Younger diabetics, for instance, may become sweaty and experience palpitations if their blood sugar falls, Dr. Carney explained. An older person with low blood sugar could faint without warning. Older people who suffer from depression may have appetite loss or insomnia but not necessarily feel sad.

In May of 2020, Dr. Carney heard from a daughter worried about her mother, who was in her 80s and had suddenly grown weaker. “She didn’t have fever or a cough, but she was just not herself,” Dr. Carney recalled. Doctors at a local emergency room had diagnosed a urinary tract infection and prescribed antibiotics, the daughter reported. But five days later, her mother’s condition was worsening. “She needs a Covid test,” Dr. Carney advised.

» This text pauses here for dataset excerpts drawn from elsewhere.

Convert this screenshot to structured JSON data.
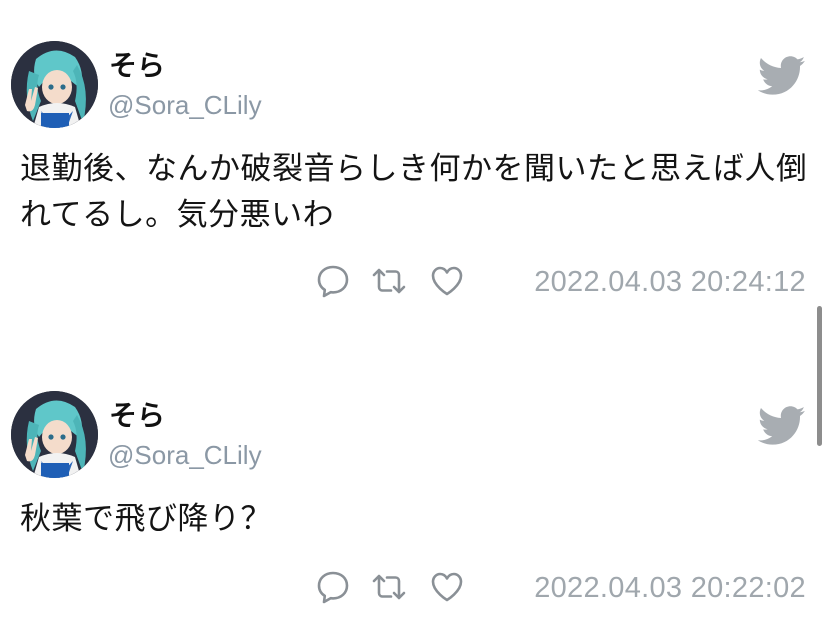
{
  "tweets": [
    {
      "display_name": "そら",
      "handle": "@Sora_CLily",
      "text": "退勤後、なんか破裂音らしき何かを聞いたと思えば人倒れてるし。気分悪いわ",
      "timestamp": "2022.04.03 20:24:12",
      "icons": {
        "reply": "reply-icon",
        "retweet": "retweet-icon",
        "like": "like-icon",
        "brand": "twitter-bird-icon"
      }
    },
    {
      "display_name": "そら",
      "handle": "@Sora_CLily",
      "text": "秋葉で飛び降り？",
      "timestamp": "2022.04.03 20:22:02",
      "icons": {
        "reply": "reply-icon",
        "retweet": "retweet-icon",
        "like": "like-icon",
        "brand": "twitter-bird-icon"
      }
    }
  ],
  "colors": {
    "handle": "#8b98a5",
    "timestamp": "#a0a7ad",
    "icon": "#8a9096",
    "bird": "#a8adb2",
    "text": "#141414"
  }
}
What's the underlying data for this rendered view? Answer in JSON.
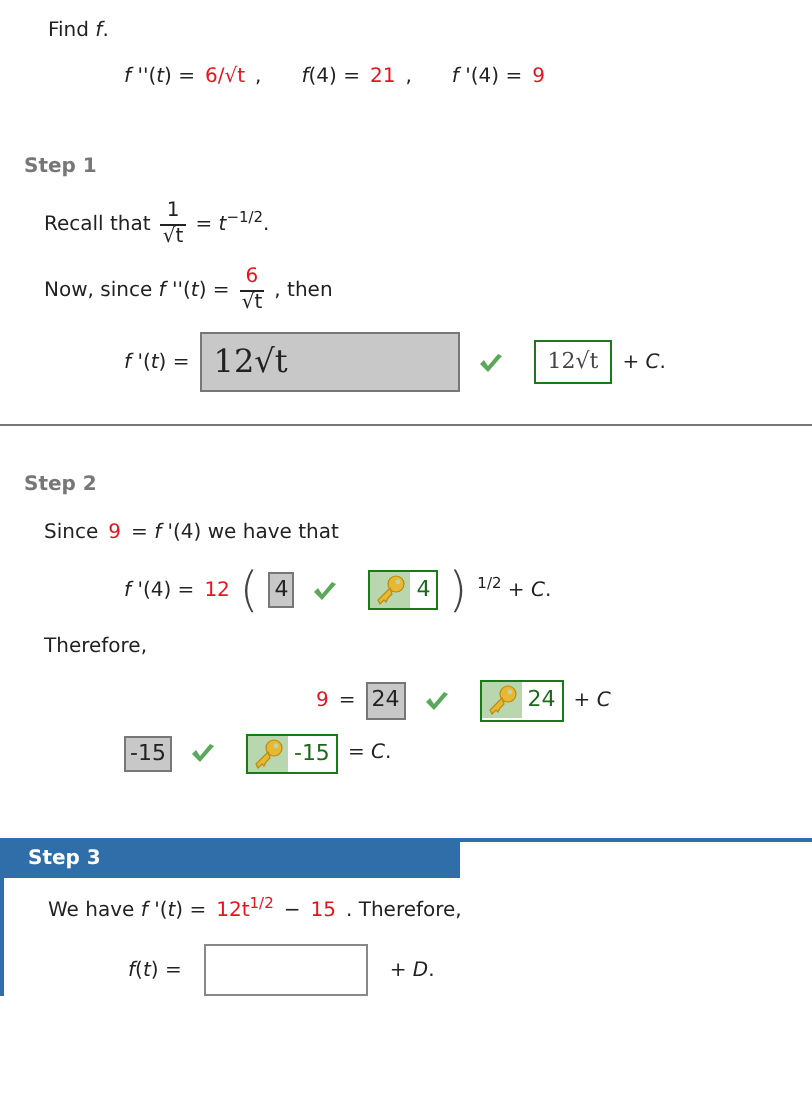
{
  "problem": {
    "prompt": "Find *f*.",
    "given": [
      {
        "kind": "text",
        "text": "*f* ''(*t*) ="
      },
      {
        "kind": "given",
        "text": "6/√t"
      },
      {
        "kind": "text",
        "text": ","
      },
      {
        "kind": "gap"
      },
      {
        "kind": "text",
        "text": "*f*(4) ="
      },
      {
        "kind": "given",
        "text": "21"
      },
      {
        "kind": "text",
        "text": ","
      },
      {
        "kind": "gap"
      },
      {
        "kind": "text",
        "text": "*f* '(4) ="
      },
      {
        "kind": "given",
        "text": "9"
      }
    ]
  },
  "steps": [
    {
      "title": "Step 1",
      "active": false,
      "lines": [
        {
          "kind": "prose",
          "segments": [
            {
              "kind": "text",
              "text": "Recall that"
            },
            {
              "kind": "frac",
              "num": "1",
              "num_given": false,
              "den": "√t"
            },
            {
              "kind": "text",
              "text": "= *t*$^{−1/2}$."
            }
          ]
        },
        {
          "kind": "prose",
          "segments": [
            {
              "kind": "text",
              "text": "Now, since *f* ''(*t*) ="
            },
            {
              "kind": "frac",
              "num": "6",
              "num_given": true,
              "den": "√t"
            },
            {
              "kind": "text",
              "text": ", then"
            }
          ]
        },
        {
          "kind": "formula",
          "segments": [
            {
              "kind": "text",
              "text": "*f* '(*t*) ="
            },
            {
              "kind": "answer",
              "value": "12√t",
              "correct": true
            },
            {
              "kind": "solution",
              "value": "12√t",
              "key": false
            },
            {
              "kind": "text",
              "text": "+ *C*."
            }
          ]
        }
      ]
    },
    {
      "title": "Step 2",
      "active": false,
      "lines": [
        {
          "kind": "prose",
          "segments": [
            {
              "kind": "text",
              "text": "Since"
            },
            {
              "kind": "given",
              "text": "9"
            },
            {
              "kind": "text",
              "text": "= *f* '(4)  we have that"
            }
          ]
        },
        {
          "kind": "formula",
          "segments": [
            {
              "kind": "text",
              "text": "*f* '(4) ="
            },
            {
              "kind": "given",
              "text": "12"
            },
            {
              "kind": "paren",
              "text": "("
            },
            {
              "kind": "answer",
              "value": "4",
              "correct": true
            },
            {
              "kind": "solution",
              "value": "4",
              "key": true
            },
            {
              "kind": "paren",
              "text": ")"
            },
            {
              "kind": "text",
              "text": "$^{1/2}$ + *C*."
            }
          ]
        },
        {
          "kind": "prose",
          "segments": [
            {
              "kind": "text",
              "text": "Therefore,"
            }
          ]
        },
        {
          "kind": "centered",
          "segments": [
            {
              "kind": "given",
              "text": "9"
            },
            {
              "kind": "text",
              "text": "="
            },
            {
              "kind": "answer",
              "value": "24",
              "correct": true
            },
            {
              "kind": "solution",
              "value": "24",
              "key": true
            },
            {
              "kind": "text",
              "text": "+ *C*"
            }
          ]
        },
        {
          "kind": "formula",
          "segments": [
            {
              "kind": "answer",
              "value": "-15",
              "correct": true
            },
            {
              "kind": "solution",
              "value": "-15",
              "key": true
            },
            {
              "kind": "text",
              "text": "= *C*."
            }
          ]
        }
      ]
    },
    {
      "title": "Step 3",
      "active": true,
      "lines": [
        {
          "kind": "prose",
          "segments": [
            {
              "kind": "text",
              "text": "We have *f* '(*t*) ="
            },
            {
              "kind": "given",
              "text": "12t$^{1/2}$"
            },
            {
              "kind": "text",
              "text": "−"
            },
            {
              "kind": "given",
              "text": "15"
            },
            {
              "kind": "text",
              "text": ". Therefore,"
            }
          ]
        },
        {
          "kind": "formula",
          "segments": [
            {
              "kind": "text",
              "text": "*f*(*t*) ="
            },
            {
              "kind": "blank"
            },
            {
              "kind": "text",
              "text": "+ *D*."
            }
          ]
        }
      ]
    }
  ]
}
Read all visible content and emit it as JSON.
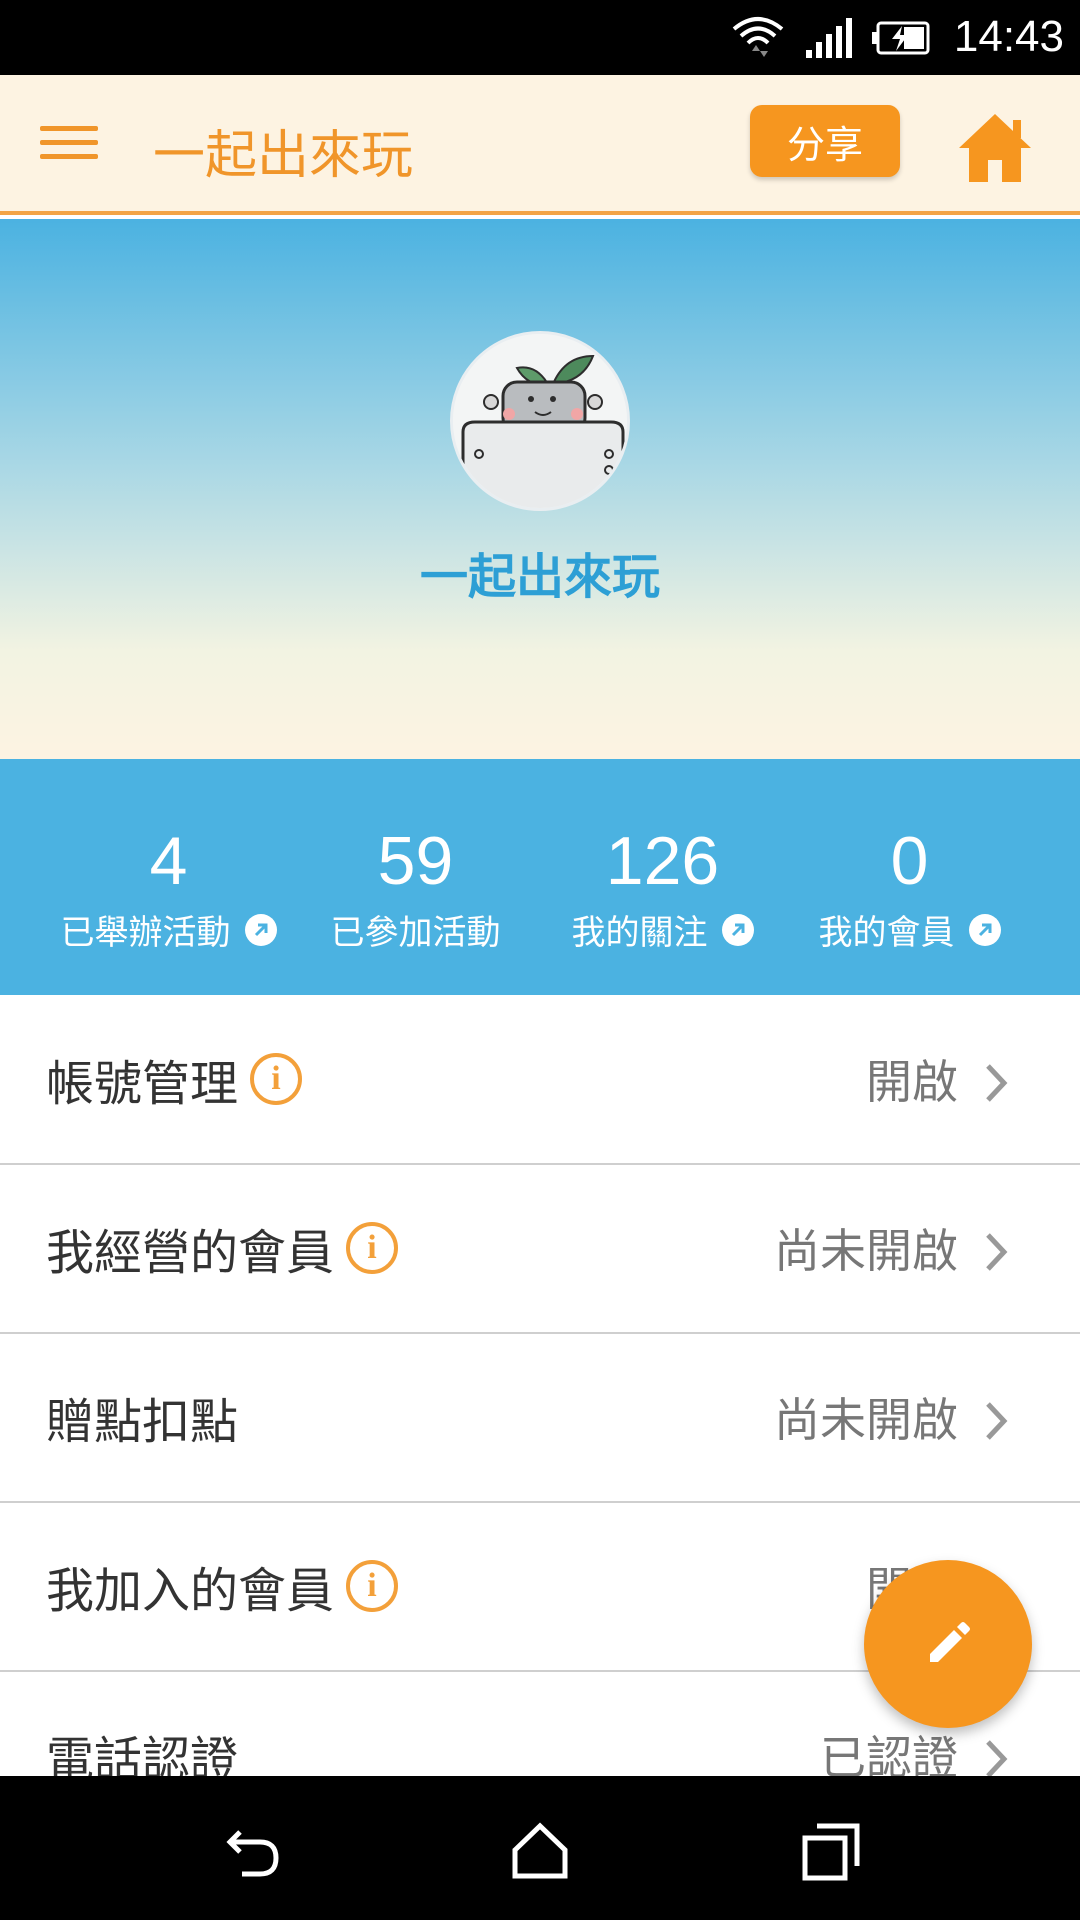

Diagnosing Covid quickly in older patients can make a world of difference. “We have things to offer now that we didn’t have in the first wave,” said Dr. Eleftherios Mylonakis, chief of infectious diseases at Warren Alpert Medical School of Brown University, who led the Providence nursing home study. “We have better understanding, more treatments, better support.”

Among the improvements: using anticoagulant drugs to prevent clotting and using monoclonal antibodies (the treatment that former President Trump received at Walter Reed Hospital) that strengthen the immune system. But, Dr. Mylonakis added, “It’s paramount to start any kind of treatment early.”